God's New Grand Narrative: The Intellectual Mobilization of the Religious Right, 1970–2000

Friday, January 7, 2011: 9:50 AM
Tremont Room (Marriott Boston Copley Place)
Molly Worthen , Yale University
 The political rise of the “Religious Right” is a familiar story, from the nascent mobilization of the 1964 Barry Goldwater campaign through the ascent of the Moral Majority. Surprisingly little has been said of the intellectual galvanization that helped inspire and sustain this political activism. Shifts in evangelical intellectual authority recast Protestant “fundamentalism” by transforming the debate over biblical inerrancy, renewing the long-running conflict over evangelical identity, and opening the way for new leaders who advocated new grand narratives that intertwined culture and history with politics.

Gurus like Christianity Today editor Harold Lindsell and Presbyterian missionary Francis Schaeffer stepped into the breach as old-line “fundamentalism” eroded. These “neo-fundamentalists” were more culturally engaged than traditional fundamentalists like Carl McIntire and Bob Jones, but just as eager to separate the sheep from the goats. They embarked on  crusades to transform evangelicals’ sense of their own heritage and spur them to action. Other conservatives, like those who engineered the fundamentalist takeover of the Southern Baptist Convention in 1979, operated inside denominational institutions to transform their internal culture. Still others, somewhat removed from the pitched political battles of the day but nevertheless convinced that evangelicalism was in the throes of intellectual crisis, devoted themselves to fundraising and reforming Christian higher education to hew close to the Bible while adapting the best that secular academe had to offer. 

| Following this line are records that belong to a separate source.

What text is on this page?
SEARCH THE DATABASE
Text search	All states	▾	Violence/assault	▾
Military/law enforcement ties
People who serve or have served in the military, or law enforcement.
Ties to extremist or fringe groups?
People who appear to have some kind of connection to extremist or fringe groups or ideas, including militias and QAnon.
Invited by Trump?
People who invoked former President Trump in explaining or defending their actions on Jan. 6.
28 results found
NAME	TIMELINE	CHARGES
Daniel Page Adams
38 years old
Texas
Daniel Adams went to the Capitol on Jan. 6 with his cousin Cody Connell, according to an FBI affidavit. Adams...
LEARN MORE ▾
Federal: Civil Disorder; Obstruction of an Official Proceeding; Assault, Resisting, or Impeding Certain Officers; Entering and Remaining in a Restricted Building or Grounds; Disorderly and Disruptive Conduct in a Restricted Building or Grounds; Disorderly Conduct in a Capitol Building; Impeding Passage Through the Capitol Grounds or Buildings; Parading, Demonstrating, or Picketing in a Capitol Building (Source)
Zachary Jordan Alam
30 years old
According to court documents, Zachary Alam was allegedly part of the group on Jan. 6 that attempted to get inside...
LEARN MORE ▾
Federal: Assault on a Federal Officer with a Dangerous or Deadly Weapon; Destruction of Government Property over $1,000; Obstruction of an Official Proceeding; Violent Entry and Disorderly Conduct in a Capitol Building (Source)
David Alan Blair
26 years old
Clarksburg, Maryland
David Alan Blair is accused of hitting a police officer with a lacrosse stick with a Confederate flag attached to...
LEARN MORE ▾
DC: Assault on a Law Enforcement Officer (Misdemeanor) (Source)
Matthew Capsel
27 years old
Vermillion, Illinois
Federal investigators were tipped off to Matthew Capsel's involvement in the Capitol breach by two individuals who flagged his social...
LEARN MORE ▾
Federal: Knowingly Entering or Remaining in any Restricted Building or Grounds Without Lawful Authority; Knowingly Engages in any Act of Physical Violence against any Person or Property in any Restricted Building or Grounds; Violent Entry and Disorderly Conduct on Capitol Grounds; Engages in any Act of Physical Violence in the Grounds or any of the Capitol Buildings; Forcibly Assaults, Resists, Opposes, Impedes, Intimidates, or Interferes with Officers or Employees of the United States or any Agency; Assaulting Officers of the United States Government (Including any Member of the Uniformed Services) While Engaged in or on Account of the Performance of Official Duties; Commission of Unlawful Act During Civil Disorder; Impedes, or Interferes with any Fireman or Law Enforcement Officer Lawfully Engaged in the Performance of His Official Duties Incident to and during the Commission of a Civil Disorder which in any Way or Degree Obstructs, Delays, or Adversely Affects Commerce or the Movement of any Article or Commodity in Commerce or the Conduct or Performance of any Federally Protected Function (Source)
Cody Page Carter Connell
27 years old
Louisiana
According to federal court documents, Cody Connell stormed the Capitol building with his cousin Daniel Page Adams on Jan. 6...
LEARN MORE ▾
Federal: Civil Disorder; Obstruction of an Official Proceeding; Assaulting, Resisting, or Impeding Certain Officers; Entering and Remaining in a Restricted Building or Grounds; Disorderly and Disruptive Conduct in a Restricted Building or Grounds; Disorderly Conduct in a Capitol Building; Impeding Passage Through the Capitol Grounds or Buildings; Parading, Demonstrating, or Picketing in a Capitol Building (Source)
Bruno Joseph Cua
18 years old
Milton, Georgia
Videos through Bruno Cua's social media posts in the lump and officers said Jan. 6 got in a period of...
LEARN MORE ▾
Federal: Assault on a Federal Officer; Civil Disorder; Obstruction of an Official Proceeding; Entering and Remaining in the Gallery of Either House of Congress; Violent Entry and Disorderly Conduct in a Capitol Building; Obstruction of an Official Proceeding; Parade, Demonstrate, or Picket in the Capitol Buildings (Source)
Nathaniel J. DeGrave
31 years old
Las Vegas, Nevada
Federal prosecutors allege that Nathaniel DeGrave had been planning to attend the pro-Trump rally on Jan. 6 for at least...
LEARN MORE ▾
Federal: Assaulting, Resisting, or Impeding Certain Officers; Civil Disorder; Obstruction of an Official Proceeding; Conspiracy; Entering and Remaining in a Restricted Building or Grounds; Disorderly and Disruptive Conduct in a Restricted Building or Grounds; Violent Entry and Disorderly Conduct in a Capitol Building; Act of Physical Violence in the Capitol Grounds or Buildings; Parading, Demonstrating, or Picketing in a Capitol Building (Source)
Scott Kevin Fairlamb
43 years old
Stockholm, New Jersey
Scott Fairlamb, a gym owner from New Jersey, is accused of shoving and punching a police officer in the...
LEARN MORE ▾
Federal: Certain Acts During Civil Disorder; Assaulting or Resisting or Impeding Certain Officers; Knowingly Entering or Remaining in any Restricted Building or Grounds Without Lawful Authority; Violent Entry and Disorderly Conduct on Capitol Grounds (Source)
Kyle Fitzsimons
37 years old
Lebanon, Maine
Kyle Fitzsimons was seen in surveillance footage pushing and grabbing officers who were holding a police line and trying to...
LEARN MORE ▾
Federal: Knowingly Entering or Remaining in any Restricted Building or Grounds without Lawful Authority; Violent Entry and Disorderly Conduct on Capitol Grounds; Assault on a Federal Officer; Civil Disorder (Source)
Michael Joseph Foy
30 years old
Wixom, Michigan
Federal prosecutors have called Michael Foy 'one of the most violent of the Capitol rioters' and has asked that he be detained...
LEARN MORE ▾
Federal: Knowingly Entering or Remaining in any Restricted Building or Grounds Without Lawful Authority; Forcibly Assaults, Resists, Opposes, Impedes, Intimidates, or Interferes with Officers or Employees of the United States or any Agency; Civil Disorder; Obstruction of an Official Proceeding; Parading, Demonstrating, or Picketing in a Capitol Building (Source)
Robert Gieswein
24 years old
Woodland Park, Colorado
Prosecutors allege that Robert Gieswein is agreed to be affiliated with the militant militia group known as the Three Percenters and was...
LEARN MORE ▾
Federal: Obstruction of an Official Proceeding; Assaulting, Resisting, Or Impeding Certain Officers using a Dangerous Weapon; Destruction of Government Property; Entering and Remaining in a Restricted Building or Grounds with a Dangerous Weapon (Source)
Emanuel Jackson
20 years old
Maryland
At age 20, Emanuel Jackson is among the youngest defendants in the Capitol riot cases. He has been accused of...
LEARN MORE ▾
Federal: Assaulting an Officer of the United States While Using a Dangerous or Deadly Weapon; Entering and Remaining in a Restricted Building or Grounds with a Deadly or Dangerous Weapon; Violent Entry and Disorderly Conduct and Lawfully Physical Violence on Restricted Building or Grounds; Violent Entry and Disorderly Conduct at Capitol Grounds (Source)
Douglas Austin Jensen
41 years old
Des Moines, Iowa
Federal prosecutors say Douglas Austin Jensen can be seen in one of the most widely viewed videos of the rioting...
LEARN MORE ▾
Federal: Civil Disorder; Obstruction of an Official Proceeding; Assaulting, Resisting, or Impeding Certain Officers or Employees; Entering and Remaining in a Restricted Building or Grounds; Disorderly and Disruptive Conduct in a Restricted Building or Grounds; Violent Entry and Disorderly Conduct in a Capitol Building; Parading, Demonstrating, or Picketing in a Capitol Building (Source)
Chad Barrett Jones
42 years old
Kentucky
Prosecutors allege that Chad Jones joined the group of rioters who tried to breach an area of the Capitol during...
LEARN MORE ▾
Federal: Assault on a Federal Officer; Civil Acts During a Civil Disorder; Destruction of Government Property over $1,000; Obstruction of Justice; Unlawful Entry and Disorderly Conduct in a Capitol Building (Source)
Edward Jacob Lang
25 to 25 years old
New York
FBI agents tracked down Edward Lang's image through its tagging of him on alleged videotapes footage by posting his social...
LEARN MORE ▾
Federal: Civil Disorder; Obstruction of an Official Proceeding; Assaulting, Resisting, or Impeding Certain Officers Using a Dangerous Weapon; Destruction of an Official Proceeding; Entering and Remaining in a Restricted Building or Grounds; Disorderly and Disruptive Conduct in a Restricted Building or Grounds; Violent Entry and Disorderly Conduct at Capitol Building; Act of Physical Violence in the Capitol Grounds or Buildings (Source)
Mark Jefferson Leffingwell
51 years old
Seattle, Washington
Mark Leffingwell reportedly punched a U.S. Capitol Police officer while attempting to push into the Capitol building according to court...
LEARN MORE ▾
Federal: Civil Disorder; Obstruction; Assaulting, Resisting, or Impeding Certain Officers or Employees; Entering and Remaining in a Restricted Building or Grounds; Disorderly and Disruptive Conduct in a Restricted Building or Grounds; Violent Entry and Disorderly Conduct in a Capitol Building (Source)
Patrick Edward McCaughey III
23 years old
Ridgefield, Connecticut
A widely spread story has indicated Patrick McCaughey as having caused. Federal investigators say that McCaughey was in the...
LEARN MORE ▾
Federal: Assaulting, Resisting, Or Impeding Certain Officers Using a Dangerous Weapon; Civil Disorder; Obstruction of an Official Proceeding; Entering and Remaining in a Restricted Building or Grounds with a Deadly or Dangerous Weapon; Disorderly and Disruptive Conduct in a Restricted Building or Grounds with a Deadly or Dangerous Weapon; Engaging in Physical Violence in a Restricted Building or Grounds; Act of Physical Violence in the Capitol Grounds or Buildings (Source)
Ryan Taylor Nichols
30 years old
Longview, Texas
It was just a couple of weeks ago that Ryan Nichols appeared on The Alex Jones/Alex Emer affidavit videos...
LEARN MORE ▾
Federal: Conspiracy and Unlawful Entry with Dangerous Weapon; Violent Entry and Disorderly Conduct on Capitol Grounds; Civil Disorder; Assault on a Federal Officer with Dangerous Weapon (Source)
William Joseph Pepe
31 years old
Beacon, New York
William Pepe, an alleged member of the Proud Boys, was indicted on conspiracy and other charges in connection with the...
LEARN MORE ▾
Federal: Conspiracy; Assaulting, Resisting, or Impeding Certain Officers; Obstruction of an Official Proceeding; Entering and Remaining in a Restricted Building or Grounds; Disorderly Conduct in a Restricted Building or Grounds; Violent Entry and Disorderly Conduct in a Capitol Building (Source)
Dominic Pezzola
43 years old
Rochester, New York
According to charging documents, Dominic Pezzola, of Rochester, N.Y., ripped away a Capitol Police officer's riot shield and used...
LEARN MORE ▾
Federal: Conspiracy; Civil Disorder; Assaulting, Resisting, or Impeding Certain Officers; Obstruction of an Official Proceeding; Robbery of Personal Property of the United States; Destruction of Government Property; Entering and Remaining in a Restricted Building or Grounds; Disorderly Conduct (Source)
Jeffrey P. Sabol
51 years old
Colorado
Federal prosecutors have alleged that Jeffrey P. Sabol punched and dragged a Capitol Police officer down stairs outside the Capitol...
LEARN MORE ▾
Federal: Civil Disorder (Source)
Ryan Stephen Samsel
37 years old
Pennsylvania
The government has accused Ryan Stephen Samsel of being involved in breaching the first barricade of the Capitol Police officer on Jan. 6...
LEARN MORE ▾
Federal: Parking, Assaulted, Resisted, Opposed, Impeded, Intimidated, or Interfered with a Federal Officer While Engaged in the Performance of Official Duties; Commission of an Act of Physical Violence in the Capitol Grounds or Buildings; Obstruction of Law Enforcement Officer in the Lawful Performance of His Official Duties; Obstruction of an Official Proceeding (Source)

The Religious Right of the late 20th century retained some continuity with the media and message of the “old Christian Right,” but it gained force through new intellectual media and structures, and a new emphasis on the history of culture and ideas. By the end of the 20th century, its leaders had transformed evangelicals’ understanding of their place in American culture and in the sweep of history—with consequences that would last long beyond the next election cycle.